Standing is “a sort of jurisdictional requirement before a case can even get heard making sure that there’s a real person whose interests are really affected by the challenged government action”, said Thomas Bennett, an associate professor of law at the University of Missouri. To bring a case in federal court, he said, a plaintiff must be able to demonstrate that they would suffer from concrete harm or injury because of a policy.
Experts said the strongest case comes from the state of Missouri, which argues that its loan servicer, the Missouri Higher Education Loan Authority (MOHELA), will suffer financially because it will no longer receive millions of dollars in fees for loans forgiven by the programme.

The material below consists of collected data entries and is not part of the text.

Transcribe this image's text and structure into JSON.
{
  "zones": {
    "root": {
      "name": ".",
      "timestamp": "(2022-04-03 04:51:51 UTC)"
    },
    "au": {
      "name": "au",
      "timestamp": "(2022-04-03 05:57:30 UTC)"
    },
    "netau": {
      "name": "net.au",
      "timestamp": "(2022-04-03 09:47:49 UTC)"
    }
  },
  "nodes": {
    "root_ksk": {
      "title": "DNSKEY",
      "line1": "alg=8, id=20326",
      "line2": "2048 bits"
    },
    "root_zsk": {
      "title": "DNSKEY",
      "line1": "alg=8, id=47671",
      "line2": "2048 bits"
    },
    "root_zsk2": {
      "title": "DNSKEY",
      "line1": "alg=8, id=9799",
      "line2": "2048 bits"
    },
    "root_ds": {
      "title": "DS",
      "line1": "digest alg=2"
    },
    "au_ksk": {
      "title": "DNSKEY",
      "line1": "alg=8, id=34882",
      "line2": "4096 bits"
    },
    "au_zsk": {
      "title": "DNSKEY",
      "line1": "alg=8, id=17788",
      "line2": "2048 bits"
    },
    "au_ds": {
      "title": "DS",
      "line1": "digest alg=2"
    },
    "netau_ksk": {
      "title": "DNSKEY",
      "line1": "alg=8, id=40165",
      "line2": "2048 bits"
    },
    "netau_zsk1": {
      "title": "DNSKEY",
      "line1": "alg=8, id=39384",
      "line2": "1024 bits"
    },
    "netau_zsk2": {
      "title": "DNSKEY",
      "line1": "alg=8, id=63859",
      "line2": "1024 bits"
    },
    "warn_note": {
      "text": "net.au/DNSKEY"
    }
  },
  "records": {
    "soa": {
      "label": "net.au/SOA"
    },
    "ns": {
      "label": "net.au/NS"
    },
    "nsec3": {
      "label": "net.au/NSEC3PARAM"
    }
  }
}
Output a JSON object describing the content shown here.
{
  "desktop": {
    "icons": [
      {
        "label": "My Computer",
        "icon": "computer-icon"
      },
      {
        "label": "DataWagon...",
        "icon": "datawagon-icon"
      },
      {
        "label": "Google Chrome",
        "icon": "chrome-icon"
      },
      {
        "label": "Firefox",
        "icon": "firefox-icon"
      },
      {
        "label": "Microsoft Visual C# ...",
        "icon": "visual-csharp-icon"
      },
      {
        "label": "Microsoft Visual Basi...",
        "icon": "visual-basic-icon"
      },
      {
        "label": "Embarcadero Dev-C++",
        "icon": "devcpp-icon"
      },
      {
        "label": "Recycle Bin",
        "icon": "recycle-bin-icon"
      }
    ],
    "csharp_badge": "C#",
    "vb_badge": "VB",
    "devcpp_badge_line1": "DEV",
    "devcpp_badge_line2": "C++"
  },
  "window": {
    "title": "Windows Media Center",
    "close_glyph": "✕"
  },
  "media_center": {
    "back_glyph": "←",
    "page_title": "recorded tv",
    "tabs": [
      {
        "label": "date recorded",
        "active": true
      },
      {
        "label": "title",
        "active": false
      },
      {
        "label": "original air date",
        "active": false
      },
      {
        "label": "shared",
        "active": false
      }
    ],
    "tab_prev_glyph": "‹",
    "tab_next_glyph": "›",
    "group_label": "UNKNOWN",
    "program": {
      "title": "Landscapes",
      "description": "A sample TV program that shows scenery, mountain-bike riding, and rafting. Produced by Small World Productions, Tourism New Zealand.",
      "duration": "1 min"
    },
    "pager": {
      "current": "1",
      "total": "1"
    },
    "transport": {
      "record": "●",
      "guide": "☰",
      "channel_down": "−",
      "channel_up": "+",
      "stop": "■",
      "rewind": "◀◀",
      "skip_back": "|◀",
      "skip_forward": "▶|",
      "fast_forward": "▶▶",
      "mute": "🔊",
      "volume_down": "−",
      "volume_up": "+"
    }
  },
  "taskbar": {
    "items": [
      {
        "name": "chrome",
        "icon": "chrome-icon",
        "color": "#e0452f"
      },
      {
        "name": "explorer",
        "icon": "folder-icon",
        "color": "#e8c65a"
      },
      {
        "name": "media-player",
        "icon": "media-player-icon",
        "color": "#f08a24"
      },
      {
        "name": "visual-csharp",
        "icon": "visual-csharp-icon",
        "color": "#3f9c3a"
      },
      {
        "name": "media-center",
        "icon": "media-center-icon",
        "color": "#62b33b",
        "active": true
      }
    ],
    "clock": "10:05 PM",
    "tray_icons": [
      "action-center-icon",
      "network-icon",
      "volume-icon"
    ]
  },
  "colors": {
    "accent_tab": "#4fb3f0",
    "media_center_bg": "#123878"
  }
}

“Missouri’s claim is much more direct in that you can see the pocket-book injury simply from the fact that MOHELA will have fewer loans in its portfolio,” Mr Bennett said.
What are the possible outcomes?
Experts said the cases could lead to several different Supreme Court rulings, which would likely be delivered at the end of June or in early July.
The justices could dismiss all of the plaintiffs’ cases, upholding the student loan programme.
But if the court rules that any one of the plaintiffs has standing, it would effectively strike down Mr Biden’s plan, as the long process of modifying the plan could stall hopes of debt relief any time soon for applicants.
That is the “more likely scenario,” said Tara Grove, a professor at the University of Texas School of Law.
Mr Shugerman said that although he supported the broader policy goal of student loan forgiveness, he did not believe the administration’s argument of worsening financial situations due to the Covid-19 pandemic would hold up in court.
“There are lots of people who made more than the $125,000 threshold who were put in a worse financial position because of Covid, but they’re cut off. And there were people who were under that threshold, who perhaps even benefited from Covid,” he said, pointing to people in the pharmaceutical industry.
Experts added that even if the Supreme Court dismissed the legal challenges and upheld the programme, the policy is still likely to face an uphill battle that could leave the more than 40 million borrowers without relief.
“I would expect new lawsuits to be filed right away seeking injunctive relief that could put the whole programme on pause once again,” said Mr Bennett.